The incident occurred in the Waadh area of Khuzdar District, about 350km southwest of Quetta, the capital of oil-and-gas-rich Baluchistan Province, which borders Iran and Afghanistan.
“Gunmen attacked the checkpost early in the morning and shot dead eight tribal police officials, known as Levies,” Baluchistan Home Secretary Akbar Hussain Durrani told reporters.
He said one other officer was wounded in the attack, but survived, adding that Pakistani police are to question him over how the fight occurred and who the gunmen were, once his condition stabilizes.
A local intelligence official also confirmed the attack and casualties.
So far, no group has claimed responsibility for the attack.
Baluchistan, Pakistan’s largest, but least-developed and most sparsely populated province, is racked by a separatist insurgency, sectarian violence, Islamist militants and banditry.
The separatist conflict was revived in 2004, with Pakistani nationalists seeking to stop what they see as the exploitation of the region’s natural resources and alleged rights abuses.

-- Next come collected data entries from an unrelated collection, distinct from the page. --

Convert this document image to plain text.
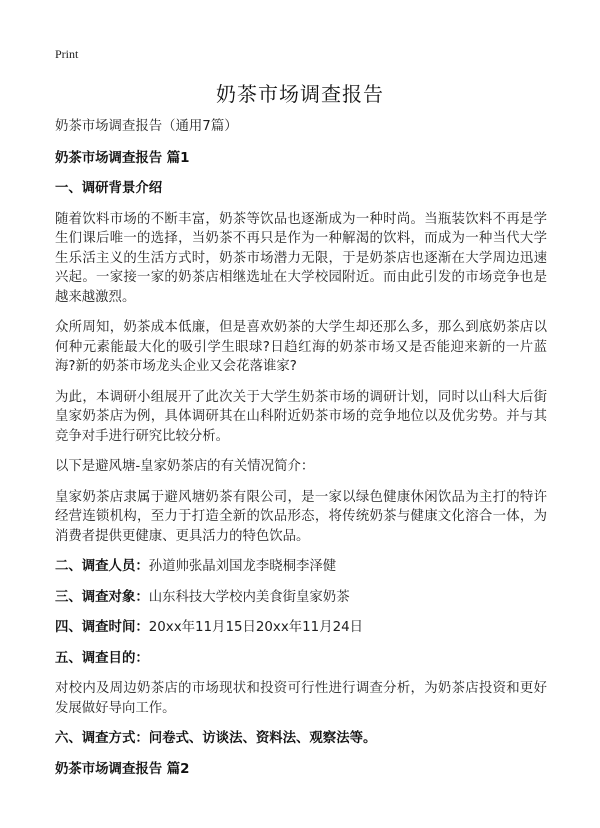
Print
奶茶市场调查报告

奶茶市场调查报告（通用7篇）

奶茶市场调查报告 篇1

一、调研背景介绍

随着饮料市场的不断丰富，奶茶等饮品也逐渐成为一种时尚。当瓶装饮料不再是学生们课后唯一的选择，当奶茶不再只是作为一种解渴的饮料，而成为一种当代大学生乐活主义的生活方式时，奶茶市场潜力无限，于是奶茶店也逐渐在大学周边迅速兴起。一家接一家的奶茶店相继选址在大学校园附近。而由此引发的市场竞争也是越来越激烈。

众所周知，奶茶成本低廉，但是喜欢奶茶的大学生却还那么多，那么到底奶茶店以何种元素能最大化的吸引学生眼球?日趋红海的奶茶市场又是否能迎来新的一片蓝海?新的奶茶市场龙头企业又会花落谁家?

为此，本调研小组展开了此次关于大学生奶茶市场的调研计划，同时以山科大后街皇家奶茶店为例，具体调研其在山科附近奶茶市场的竞争地位以及优劣势。并与其竞争对手进行研究比较分析。

以下是避风塘-皇家奶茶店的有关情况简介：

皇家奶茶店隶属于避风塘奶茶有限公司，是一家以绿色健康休闲饮品为主打的特许经营连锁机构，至力于打造全新的饮品形态，将传统奶茶与健康文化溶合一体，为消费者提供更健康、更具活力的特色饮品。

二、调查人员：孙道帅张晶刘国龙李晓桐李泽健

三、调查对象：山东科技大学校内美食街皇家奶茶

四、调查时间：20xx年11月15日20xx年11月24日

五、调查目的：

对校内及周边奶茶店的市场现状和投资可行性进行调查分析，为奶茶店投资和更好发展做好导向工作。

六、调查方式：问卷式、访谈法、资料法、观察法等。

奶茶市场调查报告 篇2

The idea of giving greater autonomy to the province — which is the size of Italy, but has just 9 million inhabitants — is highly sensitive in a country still scarred by the war with its eastern portion in 1971, which saw that region break away to form an independent Bangladesh.
Baluchistan, spread over an unforgiving landscape of mountains and deserts abutting Iran and Afghanistan, is rich in gas and mineral deposits — adding a financial dimension to the battle.
In recent years, many people suspected of links to separatist groups have mysteriously disappeared, allegedly at the hands of the intelligence agencies.